4. The test strip assay of claim 1, further comprising a backing card.

5. The test strip assay of claim 1, further comprising an adsorbent pad.

6. A test strip assay, comprising: a conjugate pad saturated with mouse monoclonal anti-PdG antibodies of isotypes selected from the following group: IgG2a isotype, IgG2c isotype, or IgG1 isotype;a membrane strip;a test line impregnated onto the membrane strip comprised of pregnanediol glucuronide (PdG) conjugated to bovine gamma globulin (BGG); anda control line impregnated onto the membrane strip comprised of anti-mouse antibodies.

7. The test strip assay of claim 6, the mouse monoclonal anti-PdG antibodies of isotypes selected from the following group: IgG2a isotype, IgG2c isotype, or IgG1 isotype; conjugated to a visual dye.

8. The test strip assay of claim 6, further comprising a sample pad.

9. The test strip assay of claim 6, further comprising a backing card.

10. The test strip assay of claim 6, further comprising an adsorbent pad.
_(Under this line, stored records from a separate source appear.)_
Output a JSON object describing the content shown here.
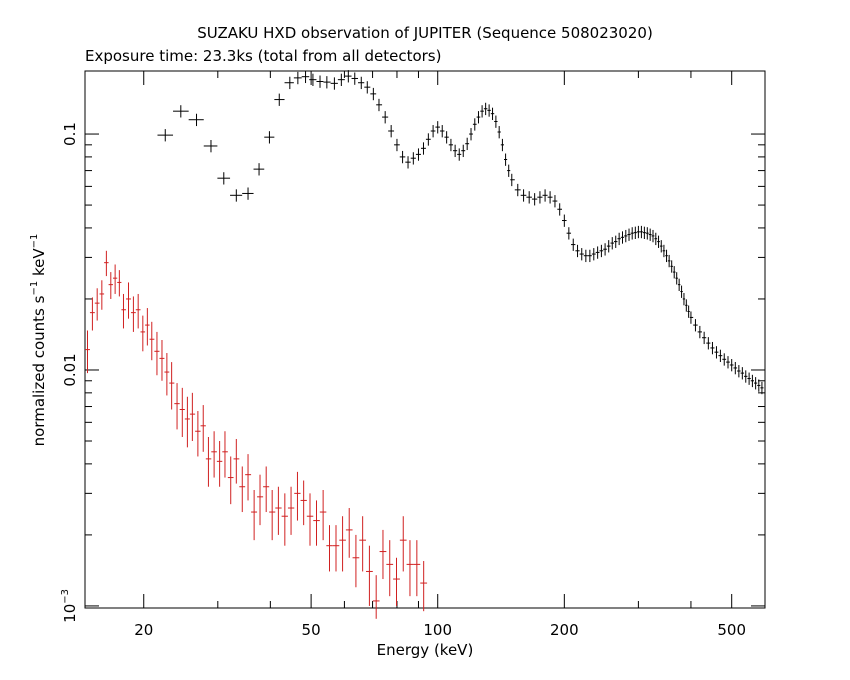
{
  "chart_data": {
    "type": "scatter",
    "title": "SUZAKU HXD observation of JUPITER (Sequence 508023020)",
    "subtitle": "Exposure time: 23.3ks (total from all detectors)",
    "xlabel": "Energy (keV)",
    "ylabel_main": "normalized counts s",
    "ylabel_sup1": "−1",
    "ylabel_mid": " keV",
    "ylabel_sup2": "−1",
    "x_scale": "log",
    "y_scale": "log",
    "xlim": [
      14.5,
      600
    ],
    "ylim": [
      0.00098,
      0.185
    ],
    "grid": false,
    "x_ticks": [
      {
        "value": 20,
        "label": "20"
      },
      {
        "value": 50,
        "label": "50"
      },
      {
        "value": 100,
        "label": "100"
      },
      {
        "value": 200,
        "label": "200"
      },
      {
        "value": 500,
        "label": "500"
      }
    ],
    "y_ticks": [
      {
        "value": 0.001,
        "label_base": "10",
        "label_sup": "−3"
      },
      {
        "value": 0.01,
        "label_base": "0.01",
        "label_sup": ""
      },
      {
        "value": 0.1,
        "label_base": "0.1",
        "label_sup": ""
      }
    ],
    "series": [
      {
        "color": "#d02020",
        "points": [
          [
            14.7,
            0.0122,
            0.0025
          ],
          [
            15.1,
            0.0175,
            0.0028
          ],
          [
            15.5,
            0.0192,
            0.003
          ],
          [
            15.9,
            0.021,
            0.003
          ],
          [
            16.3,
            0.0285,
            0.0035
          ],
          [
            16.7,
            0.023,
            0.003
          ],
          [
            17.1,
            0.0245,
            0.0035
          ],
          [
            17.5,
            0.0235,
            0.003
          ],
          [
            17.9,
            0.018,
            0.003
          ],
          [
            18.4,
            0.02,
            0.0035
          ],
          [
            18.9,
            0.0175,
            0.003
          ],
          [
            19.4,
            0.018,
            0.003
          ],
          [
            19.9,
            0.0145,
            0.0025
          ],
          [
            20.4,
            0.0155,
            0.0028
          ],
          [
            20.9,
            0.0135,
            0.0025
          ],
          [
            21.5,
            0.012,
            0.0025
          ],
          [
            22.1,
            0.0112,
            0.0022
          ],
          [
            22.7,
            0.0098,
            0.002
          ],
          [
            23.3,
            0.0088,
            0.002
          ],
          [
            24,
            0.0072,
            0.0016
          ],
          [
            24.7,
            0.0068,
            0.0016
          ],
          [
            25.4,
            0.0062,
            0.0015
          ],
          [
            26.1,
            0.0065,
            0.0015
          ],
          [
            26.9,
            0.0055,
            0.0012
          ],
          [
            27.7,
            0.0058,
            0.0013
          ],
          [
            28.5,
            0.0042,
            0.001
          ],
          [
            29.4,
            0.0045,
            0.001
          ],
          [
            30.3,
            0.0041,
            0.0009
          ],
          [
            31.2,
            0.0045,
            0.001
          ],
          [
            32.2,
            0.0035,
            0.0008
          ],
          [
            33.2,
            0.0042,
            0.0009
          ],
          [
            34.3,
            0.0032,
            0.0007
          ],
          [
            35.4,
            0.0036,
            0.0008
          ],
          [
            36.6,
            0.0025,
            0.0006
          ],
          [
            37.8,
            0.0029,
            0.0007
          ],
          [
            39.1,
            0.0032,
            0.0007
          ],
          [
            40.4,
            0.0025,
            0.0006
          ],
          [
            41.8,
            0.0026,
            0.0006
          ],
          [
            43.3,
            0.0024,
            0.0006
          ],
          [
            44.8,
            0.0026,
            0.0006
          ],
          [
            46.4,
            0.003,
            0.0007
          ],
          [
            48,
            0.0028,
            0.0006
          ],
          [
            49.7,
            0.0024,
            0.0006
          ],
          [
            51.5,
            0.0023,
            0.0005
          ],
          [
            53.4,
            0.0025,
            0.0006
          ],
          [
            55.3,
            0.0018,
            0.0004
          ],
          [
            57.3,
            0.0018,
            0.0004
          ],
          [
            59.4,
            0.0019,
            0.0005
          ],
          [
            61.6,
            0.0021,
            0.0005
          ],
          [
            63.9,
            0.0016,
            0.0004
          ],
          [
            66.3,
            0.0019,
            0.0005
          ],
          [
            68.8,
            0.0014,
            0.0004
          ],
          [
            71.4,
            0.00105,
            0.0003
          ],
          [
            74.1,
            0.0017,
            0.0004
          ],
          [
            76.9,
            0.0015,
            0.0004
          ],
          [
            79.8,
            0.0013,
            0.0003
          ],
          [
            82.8,
            0.0019,
            0.0005
          ],
          [
            85.9,
            0.0015,
            0.0004
          ],
          [
            89.2,
            0.0015,
            0.0004
          ],
          [
            92.6,
            0.00125,
            0.0003
          ]
        ]
      },
      {
        "color": "#000000",
        "points": [
          [
            22.5,
            0.099
          ],
          [
            24.5,
            0.125
          ],
          [
            26.7,
            0.115
          ],
          [
            28.9,
            0.089
          ],
          [
            31.0,
            0.065
          ],
          [
            33.2,
            0.055
          ],
          [
            35.4,
            0.056
          ],
          [
            37.6,
            0.071
          ],
          [
            39.8,
            0.097
          ],
          [
            42.0,
            0.14
          ],
          [
            44.5,
            0.165
          ],
          [
            46.5,
            0.173
          ],
          [
            48.5,
            0.175
          ],
          [
            50.5,
            0.17
          ],
          [
            52.5,
            0.167
          ],
          [
            54.5,
            0.166
          ],
          [
            56.8,
            0.164
          ],
          [
            59.0,
            0.17
          ],
          [
            61.3,
            0.176
          ],
          [
            63.5,
            0.172
          ],
          [
            65.8,
            0.165
          ],
          [
            68.0,
            0.158
          ],
          [
            70.3,
            0.148
          ],
          [
            72.5,
            0.133
          ],
          [
            75.0,
            0.118
          ],
          [
            77.5,
            0.103
          ],
          [
            80.0,
            0.09
          ],
          [
            82.5,
            0.08
          ],
          [
            85.0,
            0.076
          ],
          [
            87.5,
            0.079
          ],
          [
            90.0,
            0.082
          ],
          [
            92.5,
            0.087
          ],
          [
            95.0,
            0.095
          ],
          [
            97.5,
            0.103
          ],
          [
            100.0,
            0.107
          ],
          [
            102.5,
            0.103
          ],
          [
            105.0,
            0.097
          ],
          [
            107.5,
            0.09
          ],
          [
            110.0,
            0.085
          ],
          [
            112.5,
            0.082
          ],
          [
            115.0,
            0.085
          ],
          [
            117.5,
            0.091
          ],
          [
            120.0,
            0.1
          ],
          [
            122.5,
            0.11
          ],
          [
            125.0,
            0.118
          ],
          [
            127.5,
            0.125
          ],
          [
            130.0,
            0.128
          ],
          [
            132.5,
            0.126
          ],
          [
            135.0,
            0.122
          ],
          [
            137.5,
            0.113
          ],
          [
            140.0,
            0.102
          ],
          [
            142.5,
            0.09
          ],
          [
            145.0,
            0.078
          ],
          [
            147.5,
            0.07
          ],
          [
            150.0,
            0.064
          ],
          [
            155.0,
            0.058
          ],
          [
            160.0,
            0.055
          ],
          [
            165.0,
            0.054
          ],
          [
            170.0,
            0.053
          ],
          [
            175.0,
            0.054
          ],
          [
            180.0,
            0.055
          ],
          [
            185.0,
            0.054
          ],
          [
            190.0,
            0.052
          ],
          [
            195.0,
            0.048
          ],
          [
            200.0,
            0.043
          ],
          [
            205.0,
            0.038
          ],
          [
            210.0,
            0.034
          ],
          [
            215.0,
            0.032
          ],
          [
            220.0,
            0.031
          ],
          [
            225.0,
            0.0305
          ],
          [
            230.0,
            0.0305
          ],
          [
            235.0,
            0.031
          ],
          [
            240.0,
            0.0315
          ],
          [
            245.0,
            0.032
          ],
          [
            250.0,
            0.0325
          ],
          [
            255.0,
            0.0335
          ],
          [
            260.0,
            0.0345
          ],
          [
            265.0,
            0.035
          ],
          [
            270.0,
            0.036
          ],
          [
            275.0,
            0.0365
          ],
          [
            280.0,
            0.037
          ],
          [
            285.0,
            0.0375
          ],
          [
            290.0,
            0.038
          ],
          [
            295.0,
            0.0382
          ],
          [
            300.0,
            0.0385
          ],
          [
            305.0,
            0.0385
          ],
          [
            310.0,
            0.0382
          ],
          [
            315.0,
            0.038
          ],
          [
            320.0,
            0.0375
          ],
          [
            325.0,
            0.037
          ],
          [
            330.0,
            0.036
          ],
          [
            335.0,
            0.035
          ],
          [
            340.0,
            0.0335
          ],
          [
            345.0,
            0.032
          ],
          [
            350.0,
            0.0305
          ],
          [
            355.0,
            0.029
          ],
          [
            360.0,
            0.0275
          ],
          [
            365.0,
            0.026
          ],
          [
            370.0,
            0.0245
          ],
          [
            375.0,
            0.023
          ],
          [
            380.0,
            0.0215
          ],
          [
            385.0,
            0.02
          ],
          [
            390.0,
            0.0188
          ],
          [
            395.0,
            0.0177
          ],
          [
            400.0,
            0.0167
          ],
          [
            410.0,
            0.0155
          ],
          [
            420.0,
            0.0145
          ],
          [
            430.0,
            0.0137
          ],
          [
            440.0,
            0.013
          ],
          [
            450.0,
            0.0124
          ],
          [
            460.0,
            0.0119
          ],
          [
            470.0,
            0.0115
          ],
          [
            480.0,
            0.0111
          ],
          [
            490.0,
            0.0108
          ],
          [
            500.0,
            0.0105
          ],
          [
            510.0,
            0.0102
          ],
          [
            520.0,
            0.0099
          ],
          [
            530.0,
            0.0097
          ],
          [
            540.0,
            0.0094
          ],
          [
            550.0,
            0.0092
          ],
          [
            560.0,
            0.009
          ],
          [
            570.0,
            0.0088
          ],
          [
            580.0,
            0.0086
          ],
          [
            590.0,
            0.0084
          ]
        ]
      }
    ]
  }
}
11. A method for creating an urine based ovulation test by combining a pregnanediol (PdG) antibody with Bovine Gamma Globulin (BGG), comprising: selecting a PdG antibody of a specific isotype;conjugating the selected anti-PdG antibody to a visual dye;saturating a conjugate pad with the visually labeled anti-PdG antibody;conjugating PdG to BGG at a ratio greater than or equal to 4 units of PdG per 1 unit of BGG;impregnating a PdG conjugated to BGG onto a competitive assay lateral flow test strip membrane at a concentration within the range of 0.5-2 mg/ml in a control zone area; andimpregnating anti-mouse antibodies into the control zone area.

12. The method of claim 11, the anti-PdG antibody having the IgG2b isotype.

13. The method of claim 11, the anti-PdG antibody having the IgG2a isotype.

14. The method of claim 11, the anti-PdG antibody having the IgG2c isotype.

15. The method of claim 11, the anti-PdG antibody having the IgG1 isotype.